Document Home

MOSIX Configuration


Installation and Mosix.map
At the base level, installation of Mosix is relatively straightforward. Simply use apt-get and install Mosix. Slightly more efficient, the command "apt-get install mosixview" will install the mosixview monitoring utility and all of the packages on which it depends, which includes Mosix. Once Mosix is installed, the key file defining the extent of the cluster for machines in the cluster is /etc/mosix.map. As the manpage for Mosix relates, the mosix.map file defines the cluster in terms of ranges of ip addresses. The manpage has a couple of examples that are worth looking at, but since you're probably more familiar with the structure of Ralphzilla by now I'll show you how the map file reflects the structure of this cluster.
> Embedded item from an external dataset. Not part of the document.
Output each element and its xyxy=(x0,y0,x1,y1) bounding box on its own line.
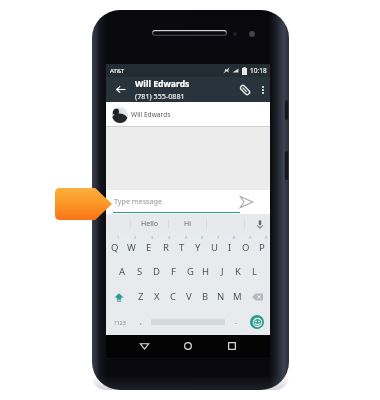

The /etc/hosts file from Ralphzilla includes the following records for the machines that comprise Ralphzilla:

10.1.93.47 Ralphzilla
210.1.1.2 Ralphzilla
210.1.1.3 Ralphzilla-faxa
210.1.1.4 Ralphzilla-raider
210.1.1.5 Ralphzilla-free
210.1.1.6 Ralphzilla-b-free

The 10.1.93.x network is the local subnet of the public network on which Ralphzilla exists. (Some would argue that using public network in this sense is a misnomer, since it is seperated from the Internet by a firewall and the first section of the address clearly indicates a network designated as private. In the context of this discussion that distinction is largely semantic, the 10.1.93.x subnet connects to a network of tens of thousands of users over a geographically disperse area. Compared to five machines connected to the same hub, I'd say that qualifies as a public network. The 210.1.1.x network represents that one hub. I assigned that address arbitrarily when I started to set up the cluster. While it is not one of the address ranges defined as reserved for private networks the face that Ralphzilla is not configured to route between the two networks renders that point almost moot. The only context in which this would cause a modest problem would lie in name resolution requests from Ralphzilla itself. I can see only two areas in which that could conceivably represent a conflict: 1) apt-get operations and 2) potential confirmatory e-mails from ralphzilla to fax senders or routing incoming fax transmissions to e-mail recipients. Neither case represents a problem in this instance, because neither the debian mirrors I use nor them email gateway used by the State of Indiana are in this range. While I would assign these addresses differently if I were starting over, it is not important enough for me to go back and change them. Let this represent an object lesson to you ... to be absolutely free from the possiblility of conflict you should use addresses from those Class A network addresses defined as private. For example, given that the larger network is defined as 10.x.x.x, the cluster addresses could have been assigned from the 192.x.x.x network.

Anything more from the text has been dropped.